Powering Growth with Responsible Lending

3 mins read

Entrepreneurs often require support to grow and scale their businesses. This support often presents itself in the form of credit. Many are wary of credit due to irresponsible lending and the actions of irresponsible lenders. The only way to make people less wary of credit and power their progress is to foster and encourage responsible lending.

Whether they operate roadside kiosks, market stalls, online stores or have built retail chains across cities, every entrepreneur is driven by their desire for growth. While the specifics of growth may vary from business to business, it can usually be powered by one thing: money. Entrepreneurs need money, commonly referred to as capital to grow and scale their businesses. Credit remains one of the most viable means to access this capital while retaining equity in their businesses. However, many entrepreneurs remain wary of credit due to a lack of responsible lending practices in the loan service industry. 

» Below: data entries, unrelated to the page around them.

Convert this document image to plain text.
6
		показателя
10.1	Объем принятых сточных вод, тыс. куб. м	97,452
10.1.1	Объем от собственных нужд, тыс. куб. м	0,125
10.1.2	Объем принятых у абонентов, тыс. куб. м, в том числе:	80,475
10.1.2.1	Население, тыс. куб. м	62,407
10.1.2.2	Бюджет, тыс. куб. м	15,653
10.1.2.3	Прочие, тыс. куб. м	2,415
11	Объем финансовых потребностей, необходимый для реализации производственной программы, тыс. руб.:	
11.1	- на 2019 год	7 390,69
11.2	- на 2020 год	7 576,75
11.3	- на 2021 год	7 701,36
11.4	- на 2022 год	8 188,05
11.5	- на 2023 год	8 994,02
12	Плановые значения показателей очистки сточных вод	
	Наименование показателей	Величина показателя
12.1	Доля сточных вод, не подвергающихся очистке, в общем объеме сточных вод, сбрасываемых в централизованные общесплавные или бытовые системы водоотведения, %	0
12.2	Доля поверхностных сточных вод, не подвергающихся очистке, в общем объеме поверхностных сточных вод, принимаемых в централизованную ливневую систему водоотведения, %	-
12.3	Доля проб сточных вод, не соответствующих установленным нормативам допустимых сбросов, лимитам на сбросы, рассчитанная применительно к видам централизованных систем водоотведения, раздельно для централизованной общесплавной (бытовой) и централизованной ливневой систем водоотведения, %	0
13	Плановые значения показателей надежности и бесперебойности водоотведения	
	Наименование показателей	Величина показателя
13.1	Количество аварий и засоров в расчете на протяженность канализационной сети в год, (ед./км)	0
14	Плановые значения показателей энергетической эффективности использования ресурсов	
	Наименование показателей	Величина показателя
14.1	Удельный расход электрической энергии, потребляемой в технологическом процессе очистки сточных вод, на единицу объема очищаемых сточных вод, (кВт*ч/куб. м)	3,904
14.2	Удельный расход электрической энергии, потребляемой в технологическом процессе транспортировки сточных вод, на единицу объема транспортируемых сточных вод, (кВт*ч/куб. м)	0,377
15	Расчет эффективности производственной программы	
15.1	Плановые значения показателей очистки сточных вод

So, what is responsible lending?

Picture this: 

James, a young entrepreneur, requires capital to purchase tools and resources that will enable him meet a growing demand for his services. To access this capital, James seeks a 5-million-naira loan from a retail lender. Economic realities, trends in James’ industry and his business portfolio indicate that he will be unable to repay a loan of this sum in the stipulated time and would fare better with a loan of 2 million naira. The lender, however, does not take these factors into consideration and furnishes James with the sum he initially requested. Predictably, James is unable to repay this loan and the lender resorts to unfounded methods to reclaim it. As a result, James goes into debt and resorts to shun credit, regardless of how much his business could benefit from it. 

Responsible lending entails ensuring that your lending practices are in line with best interests of your customers i.e., ensuring that loans are relatively affordable, that there is no ambiguity in the terms and conditions under which they are taken and that customers who may have trouble with repayment can find support with the lender if necessary. 

Modern economies are powered by credit. The availability and use of credit facilities makes it easier for people and business – and, consequently, the economy – to grow. Because irresponsible lending is so exploitative, it builds poor trust amongst customers and the loan service industry, causing many to shy away from services that are meant to be beneficial to them. It also causes an increase in Non-Performing Loans (NPLs) which can take a toll on economic growth as they reduce lenders’ profitability and their ability to lend. 

In the long run, it is in the best interest of the loan service industry and the economy at large, for lenders to employ responsible lending practices. This can begin by making reasonable inquiries about a customer’s financial capability and need by simply carrying out KYC (Know Your Customer) and even KYCC (Know Your Customer’s Customers) exercises and verifications at the initial stages of any lending conversation. These exercises aim at putting the borrower at the centre of the lending decision by avoiding unsustainable financial agreements that would put these customers in financial hardship. Also, companies can help build credit profiles for their customers, which can be updated, and consulted to determine their credit-worthiness. 

Credit profiles also create a means for lenders to aggregate statistics on the borrowing trends of certain demographics, which is valuable data for loan and general financial service organisations. 

For lenders and financial enabling institutions who operate in low-income and low-trust societies, growth is heavily dependent on building goodwill between the industry and the general public. With responsible lending, growth becomes possible, not just for the lenders, but for the entrepreneurs whose growth will, in turn, power the economy.